When Mark Kashef finished his master’s in management and AI, one lesson stood out above the rest: how to talk to machines. Long before “prompt engineering” became a buzzword, he realized that the real power of AI would belong to people who could ask it the right questions.
A few days after ChatGPT appeared, Kashef turned that insight into a business. He launched Prompt Advisers, an AI automation agency built on a simple promise: teach people how to prompt, not just build tools for them. To test the market, he quietly posted a Fiverr gig offering to “write your prompts for you,” charging just $10 per prompt.
The response was immediate. As early models like GPT‑3.5 Turbo demanded painstakingly detailed instructions, demand for expert prompts exploded. Kashef’s listing climbed to the top of Fiverr search results for “prompt engineering,” pulling in tens of thousands of impressions a month. Prices rose from $10 to $50 to hundreds of dollars for carefully crafted prompt playbooks, and Fiverr’s own PR machine amplified his profile further.
All of this happened while he was still managing a data science team full-time. To avoid shortchanging his employer, he built Prompt Advisers in the margins of his day: 4:30 a.m. to 9 a.m., then again from 5 p.m. to 9 p.m. As revenue grew and he hired a partner and staff, the stakes changed. Side income became payroll. He waited to see whether the AI boom would last before finally leaving his job.
By then, the business model had evolved. Early on, 70 to 80 percent of revenue came from custom AI development. But as tools like Claude Code and other advanced models matured, clients no longer wanted a black box solution; they wanted to understand how to wield the technology themselves. Prompt Advisers flipped its mix to focus on consulting and education, reserving custom builds for a handful of enterprise clients.

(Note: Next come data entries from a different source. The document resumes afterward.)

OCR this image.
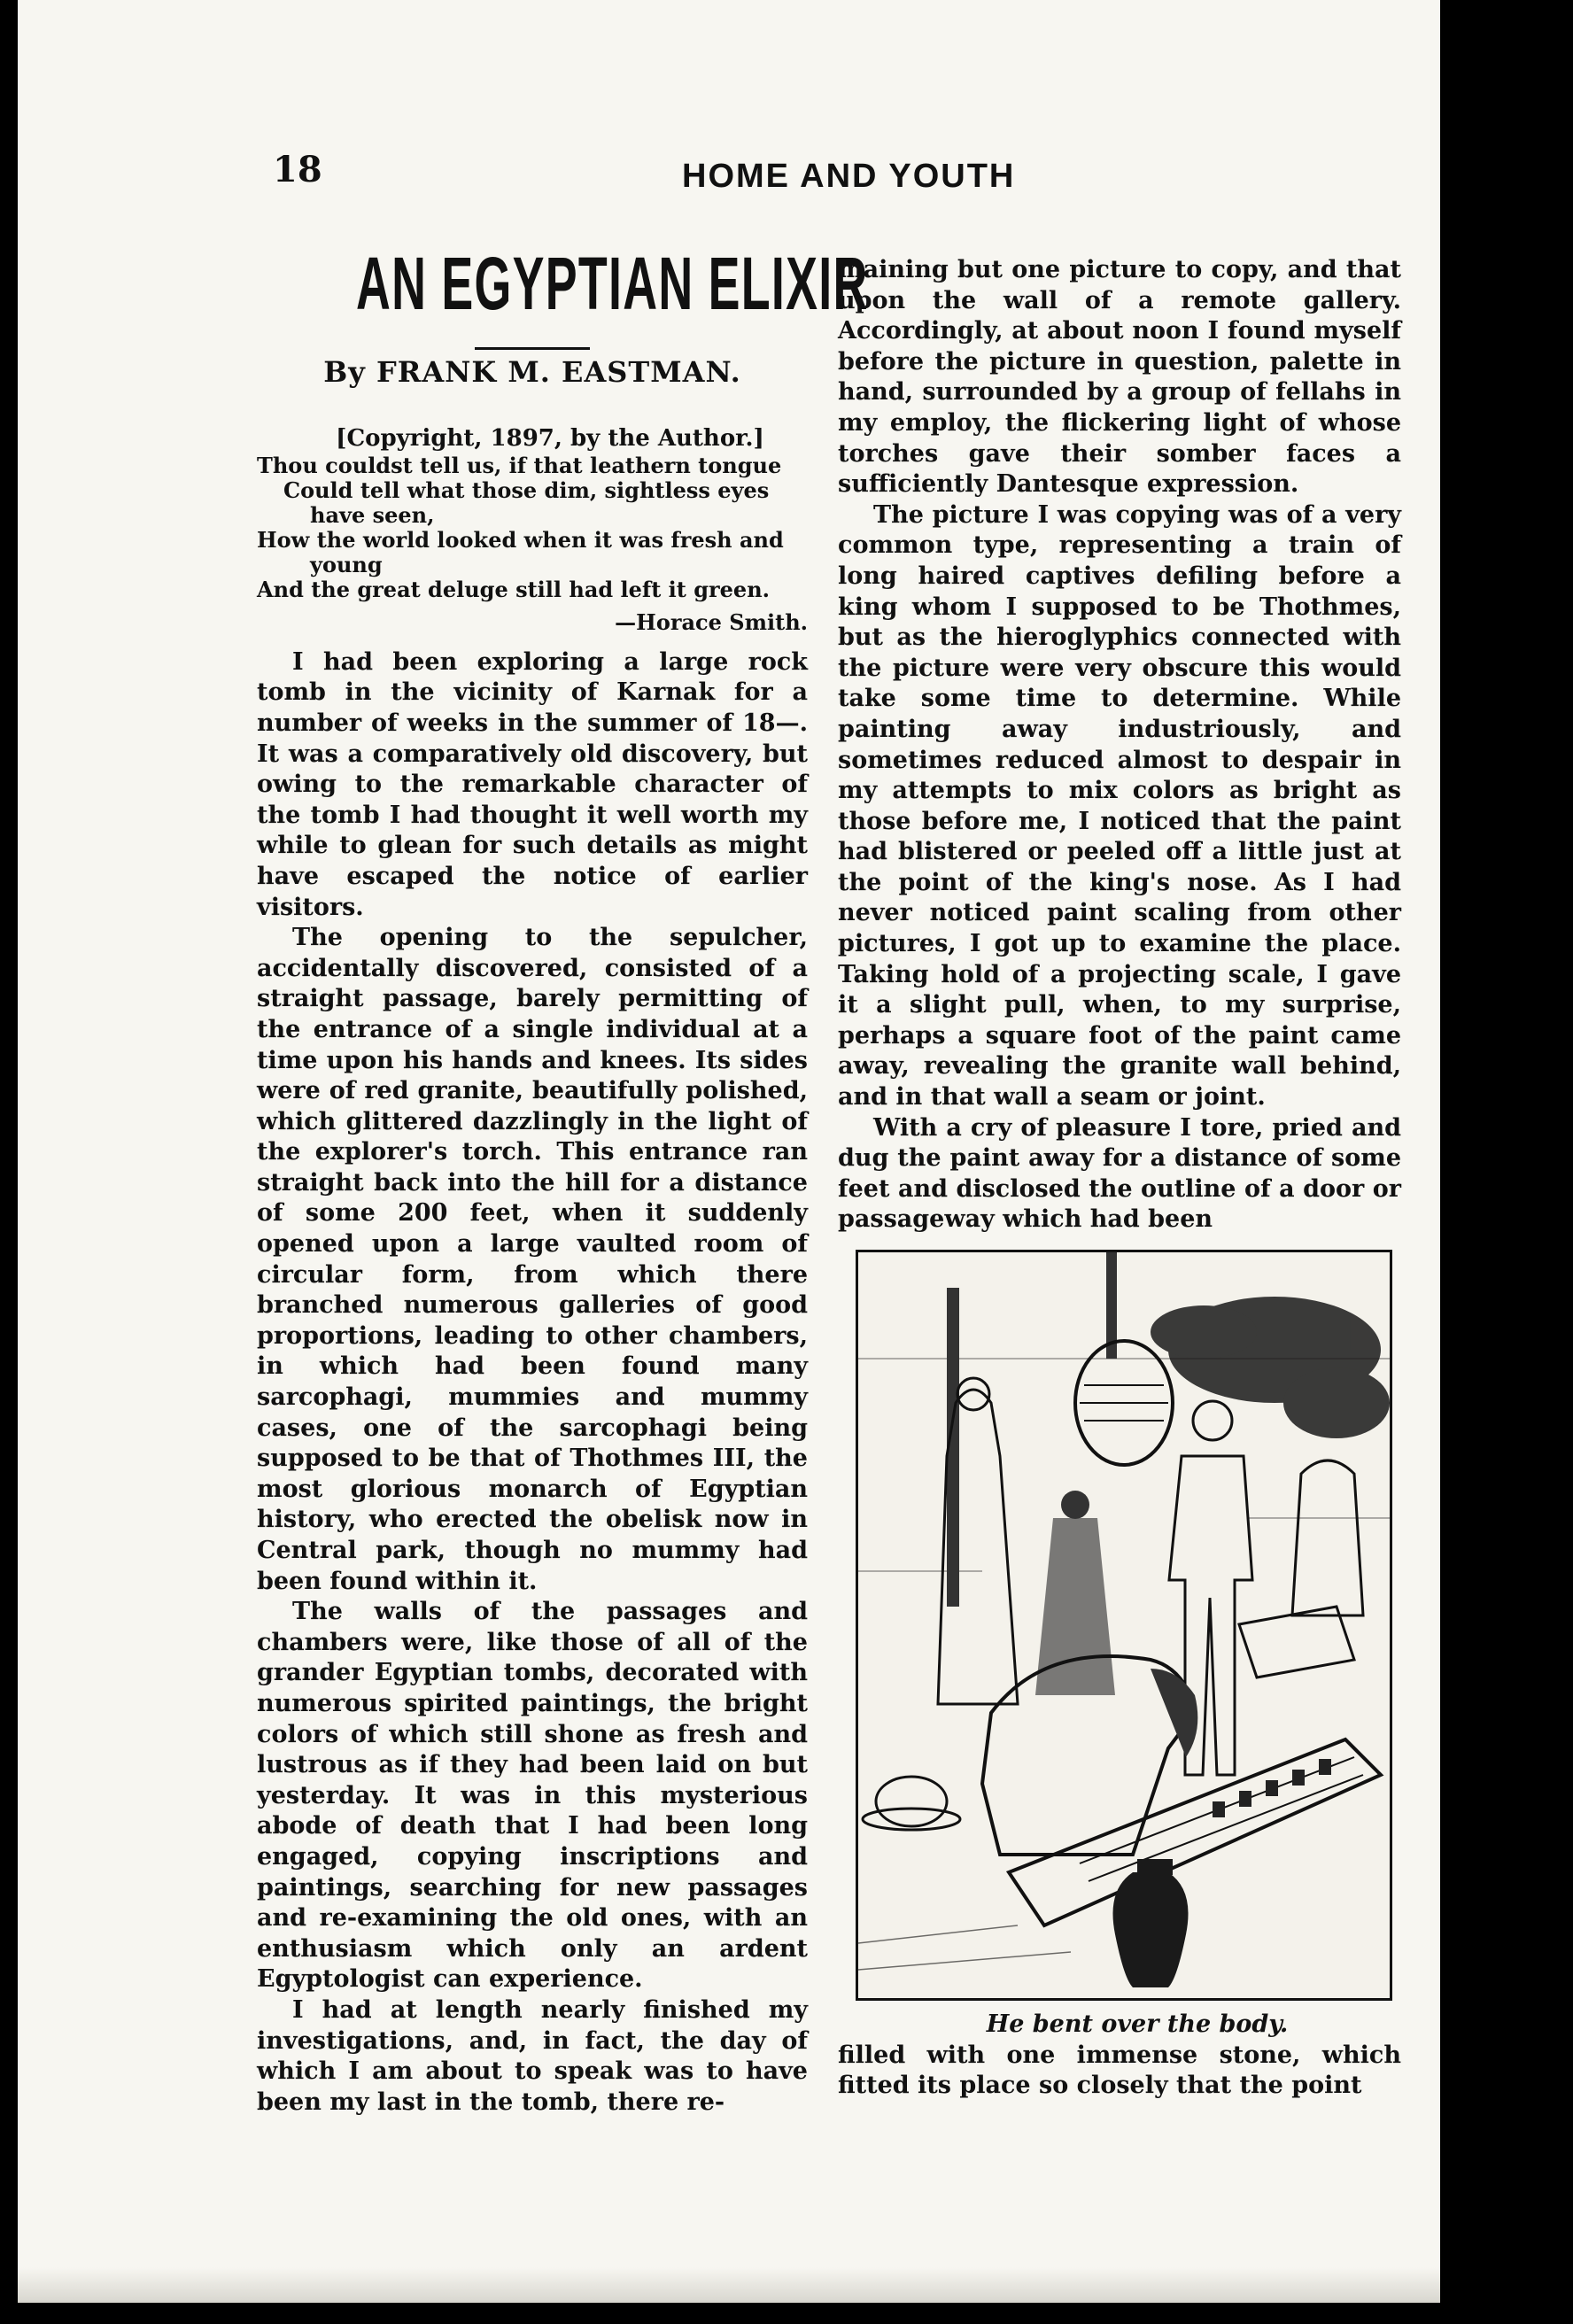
18	HOME AND YOUTH
AN EGYPTIAN ELIXIR
By FRANK M. EASTMAN.

[Copyright, 1897, by the Author.]

Thou couldst tell us, if that leathern tongue
Could tell what those dim, sightless eyes
have seen,
How the world looked when it was fresh and
young
And the great deluge still had left it green.
—Horace Smith.

I had been exploring a large rock tomb in the vicinity of Karnak for a number of weeks in the summer of 18—. It was a comparatively old discovery, but owing to the remarkable character of the tomb I had thought it well worth my while to glean for such details as might have escaped the notice of earlier visitors.

The opening to the sepulcher, accidentally discovered, consisted of a straight passage, barely permitting of the entrance of a single individual at a time upon his hands and knees. Its sides were of red granite, beautifully polished, which glittered dazzlingly in the light of the explorer's torch. This entrance ran straight back into the hill for a distance of some 200 feet, when it suddenly opened upon a large vaulted room of circular form, from which there branched numerous galleries of good proportions, leading to other chambers, in which had been found many sarcophagi, mummies and mummy cases, one of the sarcophagi being supposed to be that of Thothmes III, the most glorious monarch of Egyptian history, who erected the obelisk now in Central park, though no mummy had been found within it.

The walls of the passages and chambers were, like those of all of the grander Egyptian tombs, decorated with numerous spirited paintings, the bright colors of which still shone as fresh and lustrous as if they had been laid on but yesterday. It was in this mysterious abode of death that I had been long engaged, copying inscriptions and paintings, searching for new passages and re-examining the old ones, with an enthusiasm which only an ardent Egyptologist can experience.

I had at length nearly finished my investigations, and, in fact, the day of which I am about to speak was to have been my last in the tomb, there re-

maining but one picture to copy, and that upon the wall of a remote gallery. Accordingly, at about noon I found myself before the picture in question, palette in hand, surrounded by a group of fellahs in my employ, the flickering light of whose torches gave their somber faces a sufficiently Dantesque expression.

The picture I was copying was of a very common type, representing a train of long haired captives defiling before a king whom I supposed to be Thothmes, but as the hieroglyphics connected with the picture were very obscure this would take some time to determine. While painting away industriously, and sometimes reduced almost to despair in my attempts to mix colors as bright as those before me, I noticed that the paint had blistered or peeled off a little just at the point of the king's nose. As I had never noticed paint scaling from other pictures, I got up to examine the place. Taking hold of a projecting scale, I gave it a slight pull, when, to my surprise, perhaps a square foot of the paint came away, revealing the granite wall behind, and in that wall a seam or joint.

With a cry of pleasure I tore, pried and dug the paint away for a distance of some feet and disclosed the outline of a door or passageway which had been

He bent over the body.

filled with one immense stone, which fitted its place so closely that the point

Today, the company runs workshops and advisory programs for small businesses and global enterprises alike, with engagements ranging from a few thousand dollars to well into five figures. The core message is consistent: clean your data and systems, understand compliance, and drop the “I’m non-technical” label. In Kashef’s community of more than a thousand entrepreneurs, many of the most active Claude Code users are people who once believed AI wasn’t for them — until they learned that the right prompts could turn a daunting technology into an everyday tool.